Stunting – wenn ein Kind wegen chronischer Mangelernährung und wiederkehrender Krankheiten zu klein für sein Alter ist – betrifft noch immer etwa jedes vierte Kind unter fünf Jahren weltweit, rund 148 Millionen im Jahr 2022. Doch wer weit genug zurücktritt, erkennt eine Geschichte bemerkenswerten Fortschritts.
Ein Team um den Wirtschaftshistoriker Eric Schneider von der London School of Economics hat den bislang längsten Blick auf das Problem zusammengetragen, veröffentlicht in BMJ Global Health. Durch die Auswertung von 923 Studien zu Körpergrößen von Kindern in 122 Ländern – manche reichen bis ins 19. Jahrhundert zurück – und deren Verknüpfung mit aktuellen Zahlen der UN rekonstruierten die Forschenden, wie Stunting über mehr als ein Jahrhundert stieg und fiel.
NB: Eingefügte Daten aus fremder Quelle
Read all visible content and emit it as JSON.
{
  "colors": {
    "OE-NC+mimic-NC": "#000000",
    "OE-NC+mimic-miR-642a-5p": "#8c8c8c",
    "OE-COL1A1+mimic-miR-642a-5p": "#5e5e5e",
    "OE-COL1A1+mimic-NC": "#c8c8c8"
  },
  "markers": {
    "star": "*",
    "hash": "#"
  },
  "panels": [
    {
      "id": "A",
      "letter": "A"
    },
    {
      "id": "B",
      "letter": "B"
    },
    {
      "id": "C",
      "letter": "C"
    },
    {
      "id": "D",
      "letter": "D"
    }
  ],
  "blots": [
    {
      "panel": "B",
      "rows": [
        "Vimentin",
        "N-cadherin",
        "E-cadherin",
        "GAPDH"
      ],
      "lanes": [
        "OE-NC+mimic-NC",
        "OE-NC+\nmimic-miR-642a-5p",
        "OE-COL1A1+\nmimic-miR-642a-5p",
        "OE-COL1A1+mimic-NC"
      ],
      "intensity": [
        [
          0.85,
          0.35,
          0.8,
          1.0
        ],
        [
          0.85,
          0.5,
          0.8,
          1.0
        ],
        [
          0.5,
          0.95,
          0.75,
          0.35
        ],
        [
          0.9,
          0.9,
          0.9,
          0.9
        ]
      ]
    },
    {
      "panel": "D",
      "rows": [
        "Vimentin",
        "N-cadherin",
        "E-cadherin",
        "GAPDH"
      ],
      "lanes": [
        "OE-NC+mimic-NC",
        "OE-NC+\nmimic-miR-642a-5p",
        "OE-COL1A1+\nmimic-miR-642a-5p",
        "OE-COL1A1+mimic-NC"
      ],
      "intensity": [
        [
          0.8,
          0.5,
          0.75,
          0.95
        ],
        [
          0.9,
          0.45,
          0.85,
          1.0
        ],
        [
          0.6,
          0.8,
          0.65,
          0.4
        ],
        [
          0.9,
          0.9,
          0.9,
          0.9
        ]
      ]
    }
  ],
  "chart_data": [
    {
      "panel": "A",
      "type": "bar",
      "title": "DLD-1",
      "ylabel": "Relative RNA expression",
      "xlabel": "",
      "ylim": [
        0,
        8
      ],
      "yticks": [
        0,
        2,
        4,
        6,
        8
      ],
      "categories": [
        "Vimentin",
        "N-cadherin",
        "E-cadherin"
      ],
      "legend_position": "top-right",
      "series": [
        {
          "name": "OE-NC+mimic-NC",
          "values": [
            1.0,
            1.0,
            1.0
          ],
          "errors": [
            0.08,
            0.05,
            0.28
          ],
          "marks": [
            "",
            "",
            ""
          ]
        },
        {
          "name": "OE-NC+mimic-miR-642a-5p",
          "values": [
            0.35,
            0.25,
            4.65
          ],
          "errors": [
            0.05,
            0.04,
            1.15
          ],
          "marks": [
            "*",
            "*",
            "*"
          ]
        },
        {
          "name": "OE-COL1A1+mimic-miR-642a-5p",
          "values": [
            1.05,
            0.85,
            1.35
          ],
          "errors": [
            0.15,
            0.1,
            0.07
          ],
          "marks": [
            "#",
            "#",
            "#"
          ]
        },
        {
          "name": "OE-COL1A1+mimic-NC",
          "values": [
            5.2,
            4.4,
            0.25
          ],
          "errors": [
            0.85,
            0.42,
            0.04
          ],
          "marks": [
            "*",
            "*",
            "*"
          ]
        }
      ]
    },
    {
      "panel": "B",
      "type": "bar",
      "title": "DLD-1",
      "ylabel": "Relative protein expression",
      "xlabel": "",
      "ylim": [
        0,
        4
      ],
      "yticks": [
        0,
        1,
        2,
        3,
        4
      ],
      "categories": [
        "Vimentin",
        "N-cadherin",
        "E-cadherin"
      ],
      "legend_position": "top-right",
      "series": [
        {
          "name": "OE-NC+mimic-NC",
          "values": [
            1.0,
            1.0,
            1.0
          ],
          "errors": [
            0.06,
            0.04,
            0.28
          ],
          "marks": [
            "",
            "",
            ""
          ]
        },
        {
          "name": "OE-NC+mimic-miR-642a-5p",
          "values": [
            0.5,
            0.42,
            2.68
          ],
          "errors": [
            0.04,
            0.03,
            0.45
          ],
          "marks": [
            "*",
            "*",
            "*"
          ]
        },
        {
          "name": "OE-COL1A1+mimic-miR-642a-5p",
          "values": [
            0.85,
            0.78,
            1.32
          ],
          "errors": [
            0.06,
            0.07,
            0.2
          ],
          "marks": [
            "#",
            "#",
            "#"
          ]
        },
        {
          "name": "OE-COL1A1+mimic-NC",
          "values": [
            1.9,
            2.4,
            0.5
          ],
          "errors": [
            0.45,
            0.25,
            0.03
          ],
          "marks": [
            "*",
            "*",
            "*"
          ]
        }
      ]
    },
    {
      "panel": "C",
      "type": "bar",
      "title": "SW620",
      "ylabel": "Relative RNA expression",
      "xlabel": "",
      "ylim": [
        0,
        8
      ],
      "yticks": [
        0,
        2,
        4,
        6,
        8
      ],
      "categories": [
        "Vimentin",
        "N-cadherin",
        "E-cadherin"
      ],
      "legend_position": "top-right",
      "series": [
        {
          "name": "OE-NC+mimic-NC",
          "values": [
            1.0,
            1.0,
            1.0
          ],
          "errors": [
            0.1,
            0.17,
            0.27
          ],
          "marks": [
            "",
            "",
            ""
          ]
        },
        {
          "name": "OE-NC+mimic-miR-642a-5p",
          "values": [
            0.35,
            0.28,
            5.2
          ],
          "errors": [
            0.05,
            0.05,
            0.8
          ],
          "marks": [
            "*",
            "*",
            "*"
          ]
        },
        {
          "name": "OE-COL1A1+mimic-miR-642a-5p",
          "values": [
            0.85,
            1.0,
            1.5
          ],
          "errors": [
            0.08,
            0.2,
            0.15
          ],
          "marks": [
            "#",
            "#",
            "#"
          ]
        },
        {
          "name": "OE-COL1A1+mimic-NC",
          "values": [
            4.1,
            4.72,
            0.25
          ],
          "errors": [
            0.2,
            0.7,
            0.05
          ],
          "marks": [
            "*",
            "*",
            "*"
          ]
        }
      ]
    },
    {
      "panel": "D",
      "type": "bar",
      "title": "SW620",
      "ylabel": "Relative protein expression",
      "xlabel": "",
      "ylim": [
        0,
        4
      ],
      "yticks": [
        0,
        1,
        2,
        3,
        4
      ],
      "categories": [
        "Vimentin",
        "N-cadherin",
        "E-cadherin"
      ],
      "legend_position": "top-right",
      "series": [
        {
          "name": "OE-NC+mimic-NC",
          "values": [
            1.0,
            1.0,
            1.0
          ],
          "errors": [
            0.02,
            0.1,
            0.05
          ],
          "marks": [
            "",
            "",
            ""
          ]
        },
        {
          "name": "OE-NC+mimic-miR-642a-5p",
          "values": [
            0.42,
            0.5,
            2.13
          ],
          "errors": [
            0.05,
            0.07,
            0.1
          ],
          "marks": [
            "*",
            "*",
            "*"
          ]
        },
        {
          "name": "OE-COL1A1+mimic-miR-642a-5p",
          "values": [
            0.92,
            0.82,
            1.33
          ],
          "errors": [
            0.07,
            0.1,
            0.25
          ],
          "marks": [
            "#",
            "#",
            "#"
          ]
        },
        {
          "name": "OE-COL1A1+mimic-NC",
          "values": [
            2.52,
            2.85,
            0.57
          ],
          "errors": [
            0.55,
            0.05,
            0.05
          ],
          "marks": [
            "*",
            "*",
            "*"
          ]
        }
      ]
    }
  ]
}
Der zentrale Befund macht Mut: Raten, die in heute wohlhabenden Ländern einst hoch waren, sanken im 20. Jahrhundert dramatisch. Weltweit fiel Stunting von rund 47 Prozent im Jahr 1985 auf 22 Prozent im Jahr 2022. Hohe Raten, das zeigen die Daten, sind kein Dauerzustand.
Was Japans Aufstieg verrät
Kein Fall ist eindrücklicher als Japan. In den frühen 1900er-Jahren waren mehr als 70 Prozent der japanischen Kinder von Stunting betroffen; heute fast keines mehr. Dieser Rückgang, Jahr für Jahr kartiert, liefert etwas Seltenes – eine detaillierte Landkarte, wie ein Land weitverbreiteter Mangelernährung entkommt.
Ein Großteil von Japans frühem Fortschritt kam der Studie zufolge nicht allein von besserer Ernährung, sondern vom Zurückdrängen von Infektionskrankheiten. Mit der Ausbreitung von Leitungswasser – in Tokio von etwa einem Drittel der Haushalte 1920 auf 80 Prozent bis Mitte der 1930er-Jahre – sanken die Todesfälle durch Magen-Darm-Erkrankungen deutlich. Sauberes Wasser allein könnte für ein Drittel bis fast die Hälfte des Rückgangs der Kindersterblichkeit in dieser Zeit verantwortlich sein. Die steilere Abnahme nach dem Zweiten Weltkrieg trieb dann eine bessere Ernährung.
Eine Vorlage für heute
Der Vergleich, den die Autoren ziehen, ist bewusst gewählt. Einige Länder mit heute hohen Stunting-Raten stehen ungefähr dort, wo Japan vor einem Jahrhundert stand – Burundi und Osttimor nahe Japans Niveau der 1920er-Jahre etwa. Ihr Weg nach vorn könnte sich mit Japans reimen: sauberes Wasser, sichere Sanitärversorgung, Hygiene und die Kontrolle jener Infektionen, die junge Körper daran hindern, Nahrung zu verwerten.
Die tiefere Botschaft der Daten ist einfach und ermutigend: Die Gesundheit von Kindern lässt sich innerhalb weniger Generationen verwandeln – und die Mittel dafür sind längst bekannt.